Betting on a Trojan Horse

Runup to the U.S. election sets stage for Whizbang's sequel to its 2004 political thriller H2O

Although CBC has lately steered clear of miniseries, producer Frank Siracusa always knew The Trojan Horse was a sure bet.

‘There was no question this movie had to be made,’ he says. Part one of the two-part four-hour mini, the much-anticipated sequel to 2004′s political thriller H2O, airs Sunday at 8 p.m., followed by part two on April 6.

‘Richard Stursberg [CBC's EVP of English services] was a big fan of H2O, so though CBC policy had shifted, everyone knew this was a Canadian story that had to be told,’ says Siracusa, who produces though Toronto’s Whizbang Films.

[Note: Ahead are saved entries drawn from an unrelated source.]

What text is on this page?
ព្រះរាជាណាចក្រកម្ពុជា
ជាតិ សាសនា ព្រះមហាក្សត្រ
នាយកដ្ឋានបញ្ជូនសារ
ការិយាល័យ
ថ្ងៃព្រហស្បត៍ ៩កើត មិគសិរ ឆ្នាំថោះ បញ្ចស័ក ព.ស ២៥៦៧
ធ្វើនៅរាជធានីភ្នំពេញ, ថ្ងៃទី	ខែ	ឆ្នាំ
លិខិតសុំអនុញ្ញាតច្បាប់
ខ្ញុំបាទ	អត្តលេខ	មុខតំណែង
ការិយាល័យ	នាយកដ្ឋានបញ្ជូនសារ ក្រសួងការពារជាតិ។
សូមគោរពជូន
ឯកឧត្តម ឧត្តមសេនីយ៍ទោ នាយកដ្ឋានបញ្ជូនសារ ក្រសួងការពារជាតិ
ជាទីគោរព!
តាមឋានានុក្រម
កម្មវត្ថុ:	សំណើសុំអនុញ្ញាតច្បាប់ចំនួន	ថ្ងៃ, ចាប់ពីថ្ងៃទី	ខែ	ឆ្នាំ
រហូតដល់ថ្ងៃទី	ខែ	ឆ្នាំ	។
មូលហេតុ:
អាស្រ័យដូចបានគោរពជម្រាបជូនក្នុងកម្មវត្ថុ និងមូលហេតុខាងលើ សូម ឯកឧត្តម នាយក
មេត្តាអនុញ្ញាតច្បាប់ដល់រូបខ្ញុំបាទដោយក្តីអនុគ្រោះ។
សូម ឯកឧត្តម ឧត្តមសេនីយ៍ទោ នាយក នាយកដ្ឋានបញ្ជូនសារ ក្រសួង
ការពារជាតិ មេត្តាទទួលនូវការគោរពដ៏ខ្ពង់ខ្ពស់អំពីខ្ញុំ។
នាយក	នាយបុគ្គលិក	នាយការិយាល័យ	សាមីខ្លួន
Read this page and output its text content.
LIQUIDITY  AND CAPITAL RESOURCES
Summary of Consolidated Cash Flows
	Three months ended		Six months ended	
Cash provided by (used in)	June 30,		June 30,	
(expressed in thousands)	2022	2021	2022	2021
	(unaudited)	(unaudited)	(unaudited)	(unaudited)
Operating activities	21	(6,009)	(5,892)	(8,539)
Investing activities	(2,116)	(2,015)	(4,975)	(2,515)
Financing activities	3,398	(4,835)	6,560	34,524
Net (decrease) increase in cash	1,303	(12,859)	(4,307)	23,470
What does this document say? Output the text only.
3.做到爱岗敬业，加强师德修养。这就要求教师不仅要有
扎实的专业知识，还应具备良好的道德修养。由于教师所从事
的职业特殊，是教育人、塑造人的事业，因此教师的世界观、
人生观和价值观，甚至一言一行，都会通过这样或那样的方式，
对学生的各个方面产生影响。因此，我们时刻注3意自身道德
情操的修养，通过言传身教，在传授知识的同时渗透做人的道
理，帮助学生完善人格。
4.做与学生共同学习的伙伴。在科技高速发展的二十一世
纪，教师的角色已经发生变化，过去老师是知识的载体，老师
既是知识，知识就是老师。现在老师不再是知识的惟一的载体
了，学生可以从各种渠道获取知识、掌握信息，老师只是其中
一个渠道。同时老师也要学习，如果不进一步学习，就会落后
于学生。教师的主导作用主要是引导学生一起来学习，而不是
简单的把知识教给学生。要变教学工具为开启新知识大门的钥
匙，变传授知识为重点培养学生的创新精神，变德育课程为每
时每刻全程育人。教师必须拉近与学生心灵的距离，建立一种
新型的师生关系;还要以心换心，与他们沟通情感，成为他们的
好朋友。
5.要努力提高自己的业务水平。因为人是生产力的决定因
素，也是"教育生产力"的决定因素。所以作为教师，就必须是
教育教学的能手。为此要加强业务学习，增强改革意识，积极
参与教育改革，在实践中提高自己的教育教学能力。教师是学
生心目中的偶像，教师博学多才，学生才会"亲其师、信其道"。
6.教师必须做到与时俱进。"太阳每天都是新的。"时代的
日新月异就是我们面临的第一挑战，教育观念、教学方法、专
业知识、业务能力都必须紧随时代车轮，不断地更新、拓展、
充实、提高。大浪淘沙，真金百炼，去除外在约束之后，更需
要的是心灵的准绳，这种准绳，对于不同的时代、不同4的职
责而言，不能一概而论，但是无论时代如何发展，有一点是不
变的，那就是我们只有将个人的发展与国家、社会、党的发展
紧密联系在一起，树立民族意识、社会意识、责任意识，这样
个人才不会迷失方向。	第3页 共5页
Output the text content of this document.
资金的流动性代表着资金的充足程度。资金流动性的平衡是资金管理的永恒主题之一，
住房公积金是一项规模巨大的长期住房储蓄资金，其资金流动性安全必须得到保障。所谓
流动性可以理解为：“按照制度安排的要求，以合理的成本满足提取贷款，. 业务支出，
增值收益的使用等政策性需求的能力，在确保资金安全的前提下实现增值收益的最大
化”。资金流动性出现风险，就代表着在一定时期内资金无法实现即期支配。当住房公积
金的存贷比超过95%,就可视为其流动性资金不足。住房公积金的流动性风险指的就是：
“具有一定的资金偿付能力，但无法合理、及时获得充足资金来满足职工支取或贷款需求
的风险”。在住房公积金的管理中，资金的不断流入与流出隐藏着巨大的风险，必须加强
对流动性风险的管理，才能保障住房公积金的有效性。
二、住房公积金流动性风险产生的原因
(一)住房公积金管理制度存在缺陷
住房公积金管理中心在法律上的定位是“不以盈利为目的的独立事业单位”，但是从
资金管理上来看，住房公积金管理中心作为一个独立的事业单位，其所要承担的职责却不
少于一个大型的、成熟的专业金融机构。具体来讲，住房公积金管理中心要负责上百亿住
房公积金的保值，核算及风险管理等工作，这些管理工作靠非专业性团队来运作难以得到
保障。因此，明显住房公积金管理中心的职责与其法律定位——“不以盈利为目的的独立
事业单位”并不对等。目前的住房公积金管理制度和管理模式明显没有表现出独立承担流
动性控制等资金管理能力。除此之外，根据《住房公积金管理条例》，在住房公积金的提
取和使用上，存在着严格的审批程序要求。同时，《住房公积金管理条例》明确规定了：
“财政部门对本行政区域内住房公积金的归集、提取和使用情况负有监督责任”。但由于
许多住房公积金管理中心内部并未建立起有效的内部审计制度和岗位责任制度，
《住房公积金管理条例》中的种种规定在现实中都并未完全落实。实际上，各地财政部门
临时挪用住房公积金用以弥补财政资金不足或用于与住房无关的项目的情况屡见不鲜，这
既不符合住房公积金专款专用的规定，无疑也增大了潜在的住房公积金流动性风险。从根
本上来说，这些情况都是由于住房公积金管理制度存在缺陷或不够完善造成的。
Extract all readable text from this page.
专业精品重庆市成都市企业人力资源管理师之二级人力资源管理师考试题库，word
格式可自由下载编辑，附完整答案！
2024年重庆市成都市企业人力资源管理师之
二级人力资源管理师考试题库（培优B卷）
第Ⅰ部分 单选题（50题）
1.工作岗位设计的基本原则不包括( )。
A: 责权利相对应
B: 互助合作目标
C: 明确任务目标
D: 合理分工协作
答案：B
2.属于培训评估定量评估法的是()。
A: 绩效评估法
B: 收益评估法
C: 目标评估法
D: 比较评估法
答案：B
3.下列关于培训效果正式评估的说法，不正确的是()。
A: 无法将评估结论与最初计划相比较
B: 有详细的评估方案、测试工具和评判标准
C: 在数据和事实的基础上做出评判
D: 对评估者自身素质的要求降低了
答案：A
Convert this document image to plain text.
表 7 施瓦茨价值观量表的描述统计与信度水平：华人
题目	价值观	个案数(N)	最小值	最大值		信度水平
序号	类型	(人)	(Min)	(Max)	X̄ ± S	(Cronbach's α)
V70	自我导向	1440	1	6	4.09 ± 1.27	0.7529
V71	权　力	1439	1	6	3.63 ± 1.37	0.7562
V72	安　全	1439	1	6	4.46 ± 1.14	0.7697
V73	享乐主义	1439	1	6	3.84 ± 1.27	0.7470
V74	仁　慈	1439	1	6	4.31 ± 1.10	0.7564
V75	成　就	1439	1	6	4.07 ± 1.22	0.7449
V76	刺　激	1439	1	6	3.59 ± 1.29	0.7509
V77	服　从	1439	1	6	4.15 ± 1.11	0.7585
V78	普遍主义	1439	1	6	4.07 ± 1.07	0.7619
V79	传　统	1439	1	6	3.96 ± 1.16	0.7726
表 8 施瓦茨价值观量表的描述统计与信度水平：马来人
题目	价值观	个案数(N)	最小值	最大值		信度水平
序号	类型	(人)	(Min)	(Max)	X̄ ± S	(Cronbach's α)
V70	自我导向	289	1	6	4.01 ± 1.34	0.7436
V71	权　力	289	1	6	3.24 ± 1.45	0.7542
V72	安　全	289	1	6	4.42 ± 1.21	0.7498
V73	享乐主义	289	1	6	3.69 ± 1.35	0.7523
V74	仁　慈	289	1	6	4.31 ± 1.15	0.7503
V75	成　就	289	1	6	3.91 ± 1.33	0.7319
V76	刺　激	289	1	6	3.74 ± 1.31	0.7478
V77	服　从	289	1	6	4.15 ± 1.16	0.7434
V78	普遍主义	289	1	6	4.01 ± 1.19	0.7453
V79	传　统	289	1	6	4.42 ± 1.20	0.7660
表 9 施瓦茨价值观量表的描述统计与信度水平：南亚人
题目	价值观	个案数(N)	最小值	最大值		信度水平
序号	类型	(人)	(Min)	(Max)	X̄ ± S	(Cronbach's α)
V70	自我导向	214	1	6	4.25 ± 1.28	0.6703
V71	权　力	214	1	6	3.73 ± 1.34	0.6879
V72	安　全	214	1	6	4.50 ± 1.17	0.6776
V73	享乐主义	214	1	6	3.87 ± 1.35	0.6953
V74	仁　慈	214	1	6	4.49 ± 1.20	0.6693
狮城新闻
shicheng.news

Penned by H2O writers Paul Gross, who also produces, and John Krizanc, the duo again teamed with H2O director Charles Binamé.

In Trojan, Canadians have voted to become part of the U.S., and politician Tom McLaughlin, played by Gross, is vying for the presidency.

Tom Skerritt (Brothers and Sisters), Greta Scacchi (The Handyman) and Martha Burns (Slings and Arrows) also star in the $10.5-million effort.

Trojan‘s release seems well-planned, what with the

presidential race to the south.

‘The timing is attractive, but we certainly couldn’t have foreseen it two years ago,’ says CBC spokesperson Jeff Keay. But ‘this is fortuitous timing.’

Whizbang is also producing Saving Grace, the Toronto company’s third TV movie for the Hallmark Channel. Directed by Craig Pryce, Mark Consuelos of All My Children fame stars along with Chandra West (Badland). Movie Central will air it in Canada. The Movie Network and Movie Central are putting the second season of Whizbang’s war drama ZOS: Zone of Separation into development, with writing already underway.

Passchendaele, meanwhile, is now in post-production.

Originally slated for a Nov. 11 release through Alliance Films — to coincide with the 90th anniversary of the end of World War One — the $20-million copro has been moved up to Oct. 10.

‘Putting it out Thanksgiving weekend means a longer lifespan, starting with the long-weekend audiences and then all the way into November where it should strike a chord with many Canadians,’ says Siracusa.